De skyline van Acquoy is beschermd dorpsgezicht, en dat begrijp ik heel goed. Wat ligt het dorpje daar mooi te wezen aan de buitenbocht van die afgesneden meander van de Linge.

De ‘plattegrond’ van Acquoy is standaard voor de dijkdorpjes hier: er is een voorstraat, de Lingedijk, en een parallel daaraan lopende achterstraat, hier de Pr. Beatrixstraat en de Achterweg. Die laatste sluit aan beide kanten vorksgewijs – dat is het woord – aan op de dijk.

Het is natuurlijk vooral de voorstraat die het ‘m doet: die woonhuizen en boerderijtjes tegen het talud van de dijk, dat kerkje, die pastorie, dat haventje voor de deur, die twee boerenhoeven buitendijks op woonheuvels – en die gasterij die natuurlijk ‘Lingezicht’ heet. Alsof de ‘vooruitgang’ hier niet heeft toegeslagen. Ik zou niet raar opkijken als Dik Trom hier de hoek om kwam.

Dat kerkje heeft een losstaande, stompe toren, en daar is iets mee: hij steekt de toren van Pisa qua scheef staan naar de kroon. Hij is krap vijftien meter hoog, zware stormen hebben hem wat ingekort. Tijdens de bouw, in de tweede helft van de vijftiende eeuw, begon-ie al wat te verzakken en nu staat de toren meer dan een meter uit het lood.

Ik lees op een zerk op het kerkhofje naast de kerk dat Cornelia Pisa daar rust, echtgenote van de plaatselijke predikant en overleden op 1 januari 1941. Of de duvel ermee speelt.

In het oorspronkelijk misschien wel vijftiende-eeuwse Polderhuis, recht tegenover de kerk, zetelde het dorpsbestuur onder leiding van de drost van Leerdam. Het witgepleisterde gebouwtje heeft een bordestrap waar het raadhuis van Leerdam een moord voor zou doen.
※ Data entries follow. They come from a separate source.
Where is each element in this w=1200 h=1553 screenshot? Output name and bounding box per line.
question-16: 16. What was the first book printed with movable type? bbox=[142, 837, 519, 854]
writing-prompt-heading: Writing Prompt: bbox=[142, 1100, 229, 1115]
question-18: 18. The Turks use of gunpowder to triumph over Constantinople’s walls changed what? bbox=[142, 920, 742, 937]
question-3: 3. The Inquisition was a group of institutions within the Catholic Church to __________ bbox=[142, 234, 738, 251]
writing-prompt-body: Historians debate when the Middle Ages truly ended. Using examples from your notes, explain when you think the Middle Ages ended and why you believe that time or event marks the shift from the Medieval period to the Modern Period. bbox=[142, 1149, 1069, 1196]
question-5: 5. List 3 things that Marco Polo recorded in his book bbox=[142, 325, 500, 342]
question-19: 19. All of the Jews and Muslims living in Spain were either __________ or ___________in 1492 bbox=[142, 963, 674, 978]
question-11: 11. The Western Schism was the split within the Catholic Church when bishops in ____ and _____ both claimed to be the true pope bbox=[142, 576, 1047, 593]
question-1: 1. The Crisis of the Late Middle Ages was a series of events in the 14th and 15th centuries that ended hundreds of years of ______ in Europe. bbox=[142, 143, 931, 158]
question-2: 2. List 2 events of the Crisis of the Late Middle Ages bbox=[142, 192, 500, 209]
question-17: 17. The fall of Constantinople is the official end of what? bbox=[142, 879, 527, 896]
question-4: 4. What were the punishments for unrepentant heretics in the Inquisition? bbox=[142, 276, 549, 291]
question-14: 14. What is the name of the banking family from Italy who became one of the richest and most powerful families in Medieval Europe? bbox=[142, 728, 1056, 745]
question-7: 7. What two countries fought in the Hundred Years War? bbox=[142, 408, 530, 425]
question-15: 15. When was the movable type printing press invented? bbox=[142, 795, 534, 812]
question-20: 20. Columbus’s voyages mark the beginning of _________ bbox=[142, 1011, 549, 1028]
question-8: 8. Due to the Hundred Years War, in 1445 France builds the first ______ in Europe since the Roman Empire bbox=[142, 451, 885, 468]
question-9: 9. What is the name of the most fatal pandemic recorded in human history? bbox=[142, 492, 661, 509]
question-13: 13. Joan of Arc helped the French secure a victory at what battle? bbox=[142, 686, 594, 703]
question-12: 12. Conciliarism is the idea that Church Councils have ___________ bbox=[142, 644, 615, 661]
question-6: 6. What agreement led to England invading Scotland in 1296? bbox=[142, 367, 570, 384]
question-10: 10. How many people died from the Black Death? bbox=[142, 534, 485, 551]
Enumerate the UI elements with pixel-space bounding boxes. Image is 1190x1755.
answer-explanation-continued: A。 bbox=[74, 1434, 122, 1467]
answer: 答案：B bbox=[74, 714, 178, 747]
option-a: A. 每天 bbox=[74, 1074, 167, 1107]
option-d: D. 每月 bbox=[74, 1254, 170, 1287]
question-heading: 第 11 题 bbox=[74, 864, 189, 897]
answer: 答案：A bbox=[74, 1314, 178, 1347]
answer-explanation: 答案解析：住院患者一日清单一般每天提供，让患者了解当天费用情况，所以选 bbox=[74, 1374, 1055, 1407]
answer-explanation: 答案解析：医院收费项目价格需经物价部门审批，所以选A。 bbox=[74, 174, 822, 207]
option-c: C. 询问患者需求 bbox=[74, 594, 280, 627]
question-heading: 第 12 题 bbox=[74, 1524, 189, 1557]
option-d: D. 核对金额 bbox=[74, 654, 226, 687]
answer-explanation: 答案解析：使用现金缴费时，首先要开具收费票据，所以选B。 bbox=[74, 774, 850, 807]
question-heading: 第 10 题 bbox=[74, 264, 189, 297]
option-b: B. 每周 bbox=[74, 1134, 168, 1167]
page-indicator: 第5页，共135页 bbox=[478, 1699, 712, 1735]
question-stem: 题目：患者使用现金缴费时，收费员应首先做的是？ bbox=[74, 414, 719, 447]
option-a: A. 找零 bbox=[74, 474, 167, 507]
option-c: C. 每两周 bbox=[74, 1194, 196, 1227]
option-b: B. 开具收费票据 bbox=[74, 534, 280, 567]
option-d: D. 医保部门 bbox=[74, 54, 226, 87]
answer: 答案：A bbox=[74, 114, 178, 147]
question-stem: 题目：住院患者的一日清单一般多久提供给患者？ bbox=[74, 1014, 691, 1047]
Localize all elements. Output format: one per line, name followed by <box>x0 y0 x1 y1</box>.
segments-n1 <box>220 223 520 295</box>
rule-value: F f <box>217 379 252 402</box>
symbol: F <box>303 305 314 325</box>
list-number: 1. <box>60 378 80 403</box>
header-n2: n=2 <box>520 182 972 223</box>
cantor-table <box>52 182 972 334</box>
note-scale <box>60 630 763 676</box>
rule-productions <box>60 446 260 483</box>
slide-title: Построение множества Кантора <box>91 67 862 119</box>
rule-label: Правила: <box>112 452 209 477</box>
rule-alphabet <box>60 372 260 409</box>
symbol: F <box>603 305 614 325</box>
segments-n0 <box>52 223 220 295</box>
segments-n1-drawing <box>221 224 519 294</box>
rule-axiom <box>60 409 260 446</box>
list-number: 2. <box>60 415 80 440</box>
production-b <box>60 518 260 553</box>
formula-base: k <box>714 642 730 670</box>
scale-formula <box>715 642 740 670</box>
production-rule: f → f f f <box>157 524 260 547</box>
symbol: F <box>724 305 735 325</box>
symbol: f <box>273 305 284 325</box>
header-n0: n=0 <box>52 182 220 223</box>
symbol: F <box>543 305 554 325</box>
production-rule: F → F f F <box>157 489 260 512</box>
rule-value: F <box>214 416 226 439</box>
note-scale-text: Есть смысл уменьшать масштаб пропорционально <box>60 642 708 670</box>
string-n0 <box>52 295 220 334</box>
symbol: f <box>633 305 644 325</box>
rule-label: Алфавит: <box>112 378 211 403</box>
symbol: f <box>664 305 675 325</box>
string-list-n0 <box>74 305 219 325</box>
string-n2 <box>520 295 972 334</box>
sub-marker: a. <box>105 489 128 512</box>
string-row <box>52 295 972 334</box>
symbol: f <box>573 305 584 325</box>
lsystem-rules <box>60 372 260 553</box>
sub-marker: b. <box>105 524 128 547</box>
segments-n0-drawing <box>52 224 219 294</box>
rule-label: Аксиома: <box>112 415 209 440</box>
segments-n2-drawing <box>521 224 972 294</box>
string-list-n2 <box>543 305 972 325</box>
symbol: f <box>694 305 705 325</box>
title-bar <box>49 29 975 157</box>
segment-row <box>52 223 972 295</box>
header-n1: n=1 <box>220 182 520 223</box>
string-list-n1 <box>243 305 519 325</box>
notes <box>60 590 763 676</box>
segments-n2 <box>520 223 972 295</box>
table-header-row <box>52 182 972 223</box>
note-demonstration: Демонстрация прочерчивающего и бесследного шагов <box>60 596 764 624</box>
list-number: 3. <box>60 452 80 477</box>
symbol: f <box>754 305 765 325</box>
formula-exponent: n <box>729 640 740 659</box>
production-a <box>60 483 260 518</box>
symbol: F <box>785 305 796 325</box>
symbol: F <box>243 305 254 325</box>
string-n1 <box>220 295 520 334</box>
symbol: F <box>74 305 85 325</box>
De open klokkenstoel op het donkergrijze pannendak is wél in verhouding.

In het ook al witgepleisterde, meer bescheiden huisje even verderop werd in 1585 Cornelius Jansenius geboren. Hij bracht, lees ik op het bordje aan de muur, het tot bisschop van het Vlaamse Ieper en was bovenal grondlegger van het jansenisme. De waaghals keerde zich tegen de pauselijke onfeilbaarheid en tegen de alleenmacht van de vorsten uit die dagen. Zijn boek Augustinus, dat gelukkig na zijn dood verscheen, werd als ketters veroordeeld.

Acquoy heeft nog geen Janseniusstraat.